As with most projects conceived randomly over a latte, I certainly didn’t expect this one to last as long as it did. Though I burnt out a bit by the end of the year (as markets became more and more post-satire), I’ve had a lot of fun discussing the posts with many people over the course of the year, and look forward to re-upping in 2022.
Over the course of the last year I talked about how cranial correlation and FOMO seemed to be driving asset allocation across the board. In particular, I signed off last year to avoid FOMO on high beta names because for each large winner, there happens to be a loser.
Of course, this was the year of Gamestop and the main asset allocation model being that of following whatever happened to be Netflix’s top trending asset of the month. But looking at the best indicator of retail sentiment, ARKK and HOOD, we happen to see a different story beyond the insane screenshots and the massive exponential returns:
Quite simply, I think everyone just got bored of trading. Equities don’t move as much as they used to, and without maintenance of trading volume assets will simply go back to drifting around their historical beta. Given the enthusiasm and the volatility for crypto, NFTs, and other assets to flip (watches and whatnot), equities that rely on being permanently bid can’t sustain their rise anymore. While a valuation guru might say these companies are still overvalued, I think the high beta inflation regime is long over at this point.
The Crowding Continues
Looking a bit deeper, has the market actually returned all that much this year? YTD we are up quite a lot, but most of the returns have come from a handful of stocks that are permabid by institutions along with individuals.
We can logically conclude that a sort of push-and-pull effect occurs: “real” flow goes into large caps, they rebalance as part of the ETFs they are in, “passive” flow goes into ETFs and drags the rest of the stocks up along with the large ones to a smaller extent. This case of cranial correlation is not that curious, but I suspect that gigacaps can no longer continue to inflate as they have been for the past couple years. While there are still not that many great places to put money (as housing and SPY run red hot while bonds still lack a bid beyond the fed), you’re starting to see more attractive valuations across the board in various sectors. After a large cap sell-off, I wouldn’t be surprised to see assets being bought up by active managers or private equity, especially in the face of rising rates.
China
I took a victory lap of sorts on the Evergrande situation, stock delistings, and China trying to curb speculation in crypto as China attempts to control the leverage in its financial system.

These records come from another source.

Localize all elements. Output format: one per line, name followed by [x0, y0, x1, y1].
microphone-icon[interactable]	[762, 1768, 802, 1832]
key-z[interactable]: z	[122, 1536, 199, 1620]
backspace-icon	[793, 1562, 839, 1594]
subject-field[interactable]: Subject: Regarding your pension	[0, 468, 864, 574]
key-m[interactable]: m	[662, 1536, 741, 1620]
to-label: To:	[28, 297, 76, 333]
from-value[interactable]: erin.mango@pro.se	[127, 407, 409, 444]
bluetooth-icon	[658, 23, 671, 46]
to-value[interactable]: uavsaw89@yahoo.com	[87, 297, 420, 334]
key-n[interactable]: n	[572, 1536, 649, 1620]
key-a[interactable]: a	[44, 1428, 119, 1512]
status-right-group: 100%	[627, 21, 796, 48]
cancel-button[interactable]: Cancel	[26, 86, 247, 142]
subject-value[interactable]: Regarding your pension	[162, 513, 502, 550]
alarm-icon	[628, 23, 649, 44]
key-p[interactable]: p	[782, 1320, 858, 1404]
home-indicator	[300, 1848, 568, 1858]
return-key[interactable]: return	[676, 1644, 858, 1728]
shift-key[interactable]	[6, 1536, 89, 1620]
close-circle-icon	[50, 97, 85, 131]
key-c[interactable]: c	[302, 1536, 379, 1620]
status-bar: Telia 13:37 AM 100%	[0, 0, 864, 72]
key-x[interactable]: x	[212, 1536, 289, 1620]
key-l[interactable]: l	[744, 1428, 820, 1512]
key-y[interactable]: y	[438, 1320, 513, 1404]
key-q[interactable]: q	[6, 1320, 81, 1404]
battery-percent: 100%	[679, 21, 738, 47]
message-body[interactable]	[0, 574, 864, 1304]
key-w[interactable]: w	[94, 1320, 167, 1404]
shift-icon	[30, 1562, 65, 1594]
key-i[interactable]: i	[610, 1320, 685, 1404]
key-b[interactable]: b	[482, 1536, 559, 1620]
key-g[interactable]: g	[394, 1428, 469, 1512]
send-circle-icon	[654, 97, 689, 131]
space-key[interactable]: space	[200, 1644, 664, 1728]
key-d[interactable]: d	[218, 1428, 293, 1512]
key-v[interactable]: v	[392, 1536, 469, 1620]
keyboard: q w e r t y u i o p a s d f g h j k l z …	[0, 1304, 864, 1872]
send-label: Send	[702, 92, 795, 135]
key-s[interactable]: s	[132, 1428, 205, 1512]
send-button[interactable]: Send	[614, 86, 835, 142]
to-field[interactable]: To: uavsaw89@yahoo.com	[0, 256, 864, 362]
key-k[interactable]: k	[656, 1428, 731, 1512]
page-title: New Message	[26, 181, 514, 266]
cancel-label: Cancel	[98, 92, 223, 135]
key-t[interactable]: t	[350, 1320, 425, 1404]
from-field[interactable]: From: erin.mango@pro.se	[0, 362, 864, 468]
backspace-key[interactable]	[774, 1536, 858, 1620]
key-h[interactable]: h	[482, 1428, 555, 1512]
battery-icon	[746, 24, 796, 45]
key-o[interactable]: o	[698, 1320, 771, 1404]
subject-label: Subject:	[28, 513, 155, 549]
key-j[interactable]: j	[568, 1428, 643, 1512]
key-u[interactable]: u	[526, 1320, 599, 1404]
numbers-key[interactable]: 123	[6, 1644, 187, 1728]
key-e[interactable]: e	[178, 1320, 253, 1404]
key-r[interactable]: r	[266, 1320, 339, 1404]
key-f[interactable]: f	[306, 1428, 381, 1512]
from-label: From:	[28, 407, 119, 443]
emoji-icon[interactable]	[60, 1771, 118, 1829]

…it’s all about trading volumes on assets like bitcoin which contain a high percentage of retail participation. Indeed, the continued rise of assets like bitcoin and the correlated coins to it resolutely depend on trading volumes staying constant over time - price growth necessitates a lack of interest on the short side and continued volume crossing spreads to push the price higher in low-volume periods. As long as there is no mass exodus, the price of BTC/ETH should not catastrophically collapse, but without maintenance of trading volume, the price should deflate (relatively) slowly over time.

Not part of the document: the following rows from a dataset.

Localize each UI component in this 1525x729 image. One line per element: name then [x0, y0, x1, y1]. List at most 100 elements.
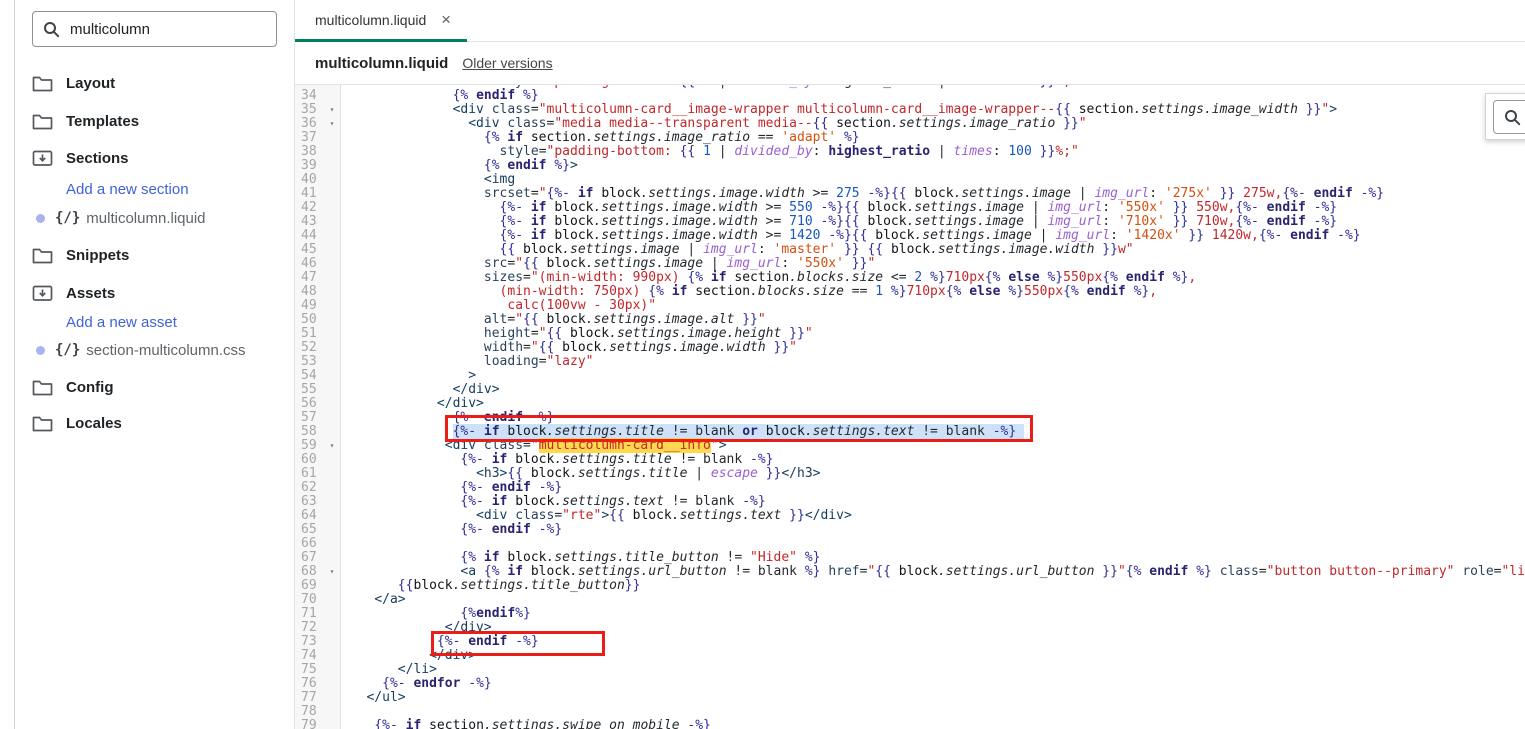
code-line-68[interactable]: 68 ▾ <a {% if block.settings.url_button !…	[295, 565, 1525, 579]
token: endif	[1290, 228, 1330, 243]
code-line-37[interactable]: 37 {% if section.settings.image_ratio ==…	[295, 131, 1525, 145]
fold-arrow-icon[interactable]: ▾	[324, 117, 340, 131]
tab-multicolumn-liquid[interactable]: multicolumn.liquid ×	[295, 0, 467, 42]
code-line-35[interactable]: 35 ▾ <div class="multicolumn-card__image-…	[295, 103, 1525, 117]
code-line-69[interactable]: 69 {{block.settings.title_button}}	[295, 579, 1525, 593]
sidebar-item-assets[interactable]: Assets	[32, 282, 115, 304]
token: endif	[507, 158, 547, 173]
code-tokens: {%- if block.settings.text != blank -%}	[460, 494, 765, 509]
token: %}	[523, 88, 539, 103]
folder-icon	[32, 380, 53, 396]
sidebar-item-add-a-new-section[interactable]: Add a new section	[66, 178, 189, 200]
token: '275x'	[1164, 186, 1212, 201]
code-line-38[interactable]: 38 style="padding-bottom: {{ 1 | divided…	[295, 145, 1525, 159]
token: {%	[1102, 270, 1126, 285]
gutter: 38	[295, 145, 341, 159]
code-line-66[interactable]: 66	[295, 537, 1525, 551]
token: }}	[1032, 85, 1056, 89]
token: %}	[804, 550, 821, 565]
code-line-67[interactable]: 67 {% if block.settings.title_button != …	[295, 551, 1525, 565]
code-line-71[interactable]: 71 {%endif%}	[295, 607, 1525, 621]
sidebar-item-snippets[interactable]: Snippets	[32, 244, 129, 266]
code-line-54[interactable]: 54 >	[295, 369, 1525, 383]
code-line-53[interactable]: 53 loading="lazy"	[295, 355, 1525, 369]
code-line-64[interactable]: 64 <div class="rte">{{ block.settings.te…	[295, 509, 1525, 523]
sidebar-item-add-a-new-asset[interactable]: Add a new asset	[66, 311, 177, 333]
code-tokens: {%- endfor -%}	[382, 676, 492, 691]
code-line-72[interactable]: 72 </div>	[295, 621, 1525, 635]
code-line-76[interactable]: 76 {%- endfor -%}	[295, 677, 1525, 691]
code-line-46[interactable]: 46 src="{{ block.settings.image | img_ur…	[295, 257, 1525, 271]
token: endif	[1086, 284, 1126, 299]
code-line-52[interactable]: 52 width="{{ block.settings.image.width …	[295, 341, 1525, 355]
token: {%-	[546, 186, 578, 201]
code-line-74[interactable]: 74 </div>	[295, 649, 1525, 663]
code-line-40[interactable]: 40 <img	[295, 173, 1525, 187]
code-line-62[interactable]: 62 {%- endif -%}	[295, 481, 1525, 495]
sidebar-item-layout[interactable]: Layout	[32, 72, 115, 94]
code-editor[interactable]: style="padding-bottom: {{ 1 | divided_by…	[295, 85, 1525, 729]
code-line-55[interactable]: 55 </div>	[295, 383, 1525, 397]
code-line-75[interactable]: 75 </li>	[295, 663, 1525, 677]
token: block	[570, 326, 610, 341]
code-line-56[interactable]: 56 </div>	[295, 397, 1525, 411]
code-text: (min-width: 750px) {% if section.blocks.…	[341, 284, 1158, 299]
token: %}	[890, 284, 907, 299]
sidebar-item-templates[interactable]: Templates	[32, 110, 139, 132]
code-line-48[interactable]: 48 (min-width: 750px) {% if section.bloc…	[295, 285, 1525, 299]
code-line-41[interactable]: 41 srcset="{%- if block.settings.image.w…	[295, 187, 1525, 201]
gutter: 47	[295, 271, 341, 285]
code-line-43[interactable]: 43 {%- if block.settings.image.width >= …	[295, 215, 1525, 229]
token: -%}	[1360, 186, 1385, 201]
fold-arrow-icon	[324, 509, 340, 523]
sidebar-search-box[interactable]	[32, 11, 277, 47]
code-line-63[interactable]: 63 {%- if block.settings.text != blank -…	[295, 495, 1525, 509]
code-tokens: <div class="media media--transparent med…	[468, 116, 1086, 131]
code-line-79[interactable]: 79 {%- if section.settings.swipe_on_mobi…	[295, 719, 1525, 729]
token: .settings.text	[554, 494, 664, 509]
code-line-61[interactable]: 61 <h3>{{ block.settings.title | escape …	[295, 467, 1525, 481]
sidebar-item-multicolumn-liquid[interactable]: {/} multicolumn.liquid	[32, 207, 206, 229]
fold-arrow-icon[interactable]: ▾	[324, 439, 340, 453]
token: -%}	[1313, 214, 1338, 229]
sidebar-item-locales[interactable]: Locales	[32, 412, 122, 434]
token: loading	[483, 354, 539, 369]
fold-arrow-icon[interactable]: ▾	[324, 103, 340, 117]
code-line-58[interactable]: 58 {%- if block.settings.title != blank …	[295, 424, 1525, 439]
sidebar-item-config[interactable]: Config	[32, 376, 113, 398]
token: '1420x'	[1125, 228, 1181, 243]
code-line-70[interactable]: 70 </a>	[295, 593, 1525, 607]
token: block	[632, 508, 672, 523]
sidebar-search-input[interactable]	[70, 20, 266, 38]
code-line-47[interactable]: 47 sizes="(min-width: 990px) {% if secti…	[295, 271, 1525, 285]
code-line-51[interactable]: 51 height="{{ block.settings.image.heigh…	[295, 327, 1525, 341]
code-tokens: >	[468, 368, 476, 383]
sidebar-item-section-multicolumn-css[interactable]: {/} section-multicolumn.css	[32, 339, 246, 361]
code-tokens: </li>	[398, 662, 437, 677]
code-tokens: alt="{{ block.settings.image.alt }}"	[484, 312, 766, 327]
code-line-57[interactable]: 57 {%- endif -%}	[295, 411, 1525, 425]
code-line-42[interactable]: 42 {%- if block.settings.image.width >= …	[295, 201, 1525, 215]
code-line-60[interactable]: 60 {%- if block.settings.title != blank …	[295, 453, 1525, 467]
sidebar-item-sections[interactable]: Sections	[32, 147, 129, 169]
close-icon[interactable]: ×	[441, 11, 451, 28]
token: {%	[945, 284, 970, 299]
find-input-box[interactable]	[1493, 100, 1525, 134]
gutter: 53	[295, 355, 341, 369]
code-line-45[interactable]: 45 {{ block.settings.image | img_url: 'm…	[295, 243, 1525, 257]
code-line-50[interactable]: 50 alt="{{ block.settings.image.alt }}"	[295, 313, 1525, 327]
fold-arrow-icon[interactable]: ▾	[324, 565, 340, 579]
code-line-44[interactable]: 44 {%- if block.settings.image.width >= …	[295, 229, 1525, 243]
code-line-59[interactable]: 59 ▾ <div class="multicolumn-card__info">	[295, 438, 1525, 453]
code-line-73[interactable]: 73 {%- endif -%}	[295, 635, 1525, 649]
code-tokens: {% endif %}	[453, 88, 539, 103]
token: width	[483, 340, 524, 355]
code-line-49[interactable]: 49 calc(100vw - 30px)"	[295, 299, 1525, 313]
code-line-39[interactable]: 39 {% endif %}>	[295, 159, 1525, 173]
code-line-36[interactable]: 36 ▾ <div class="media media--transparent…	[295, 117, 1525, 131]
code-line-34[interactable]: 34 {% endif %}	[295, 89, 1525, 103]
code-line-77[interactable]: 77 </ul>	[295, 691, 1525, 705]
older-versions-link[interactable]: Older versions	[462, 55, 552, 71]
code-line-65[interactable]: 65 {%- endif -%}	[295, 523, 1525, 537]
code-line-78[interactable]: 78	[295, 705, 1525, 719]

With Chinese speculation muted, I expect BTC/ETH to continue to deflate while a hotter, venture-capital backed crypto continues to maintain itself. It’s hard to say what the long game is in bitcoin or ethereum, but I suspect it to have a fate similar to gold - another speculative medium that attracts some trading volume, but existing in its own universe while people doggedly claim it’s an inflation hedge. Without an influx of new dollars and sustained trading volumes, it’s hard to see how the major cryptos make any new highs.
GME/AMC
Outside of Elon Musk (who I’ve already written about plenty of times this year), the main story of the year was without a doubt the Gamestop short squeeze that took over the zeitgeist for months. While I missed every single high short interest stock trade this year (while ruminating about them on blog posts), I remain interested in seeing how long these stocks can sort of hang out in their own universe. As far as I can tell, passive volume props up the day to day moves of GME and AMC along with the IWM basket, and since there aren’t any short sellers left on these stocks, the only thing that craters them is a liquidation event, which I can’t exactly see happening anytime soon. For all I know, they can stay in this weird, floaty, independent space for another year, though I think a broader market selloff will end the ranging.

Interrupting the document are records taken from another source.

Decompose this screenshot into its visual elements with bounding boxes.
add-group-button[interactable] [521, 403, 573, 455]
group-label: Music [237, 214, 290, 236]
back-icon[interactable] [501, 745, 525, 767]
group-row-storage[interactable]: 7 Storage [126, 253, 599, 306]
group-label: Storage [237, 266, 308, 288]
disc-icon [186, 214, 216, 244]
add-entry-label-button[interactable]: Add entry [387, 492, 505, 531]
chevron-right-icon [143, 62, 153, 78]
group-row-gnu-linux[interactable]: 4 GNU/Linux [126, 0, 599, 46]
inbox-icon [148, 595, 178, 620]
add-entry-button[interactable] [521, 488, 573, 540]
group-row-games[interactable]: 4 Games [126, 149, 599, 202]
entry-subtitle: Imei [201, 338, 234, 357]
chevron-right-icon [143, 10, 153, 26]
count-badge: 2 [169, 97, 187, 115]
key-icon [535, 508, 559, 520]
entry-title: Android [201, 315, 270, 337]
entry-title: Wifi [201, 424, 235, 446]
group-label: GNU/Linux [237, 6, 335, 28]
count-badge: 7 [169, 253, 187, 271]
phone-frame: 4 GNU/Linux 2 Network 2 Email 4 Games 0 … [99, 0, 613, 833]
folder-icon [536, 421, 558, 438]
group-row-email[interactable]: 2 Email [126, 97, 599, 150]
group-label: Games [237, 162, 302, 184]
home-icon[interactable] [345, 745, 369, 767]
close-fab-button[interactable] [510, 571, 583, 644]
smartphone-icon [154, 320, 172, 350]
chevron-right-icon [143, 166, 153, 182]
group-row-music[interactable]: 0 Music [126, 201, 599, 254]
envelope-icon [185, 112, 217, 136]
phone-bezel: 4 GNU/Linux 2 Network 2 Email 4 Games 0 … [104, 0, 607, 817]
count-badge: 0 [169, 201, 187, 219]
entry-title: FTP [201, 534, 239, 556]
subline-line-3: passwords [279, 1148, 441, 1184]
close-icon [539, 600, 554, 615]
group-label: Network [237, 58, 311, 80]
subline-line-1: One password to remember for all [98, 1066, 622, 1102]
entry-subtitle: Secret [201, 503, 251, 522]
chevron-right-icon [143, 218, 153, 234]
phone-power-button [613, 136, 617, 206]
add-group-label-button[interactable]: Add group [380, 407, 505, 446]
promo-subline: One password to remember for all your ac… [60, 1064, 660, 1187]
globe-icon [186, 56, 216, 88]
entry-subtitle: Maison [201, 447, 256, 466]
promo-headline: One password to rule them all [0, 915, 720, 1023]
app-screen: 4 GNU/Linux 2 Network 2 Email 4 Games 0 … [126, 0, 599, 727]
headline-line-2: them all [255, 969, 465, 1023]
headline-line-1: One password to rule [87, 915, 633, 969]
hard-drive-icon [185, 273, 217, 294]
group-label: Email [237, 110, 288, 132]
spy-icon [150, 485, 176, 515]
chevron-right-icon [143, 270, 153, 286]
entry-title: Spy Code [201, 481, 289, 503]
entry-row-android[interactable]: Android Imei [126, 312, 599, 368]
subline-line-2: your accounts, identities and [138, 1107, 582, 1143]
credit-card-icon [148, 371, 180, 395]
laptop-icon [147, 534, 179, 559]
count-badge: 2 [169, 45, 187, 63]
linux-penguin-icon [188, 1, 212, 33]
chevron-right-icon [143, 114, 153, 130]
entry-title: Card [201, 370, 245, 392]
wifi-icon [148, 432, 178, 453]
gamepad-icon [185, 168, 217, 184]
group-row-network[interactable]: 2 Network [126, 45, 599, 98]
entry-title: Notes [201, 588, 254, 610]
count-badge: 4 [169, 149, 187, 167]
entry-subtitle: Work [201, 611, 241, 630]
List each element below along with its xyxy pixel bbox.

To recap some predictions…
btc/eth will not make new highs in 2022
gme/amc will deflate to about half of their current levels
we will close in on 1% FFR by the end of the year
looking back from Dec 2022, inflation will appear pretty close to transitory
there will be at least one major piece of legislation regarding reverse mergers/SPACs in the pipeline
large cap tech will take a haircut, and value stocks will become bid again
I will cross Malt Liquidity 105 and have 10 new fiction posts up
Thanks for reading! It’s been a memorable year with plenty of events I’m pretty sure I’ll never see again. I hope you all had as much pleasure reading these posts as I did writing them.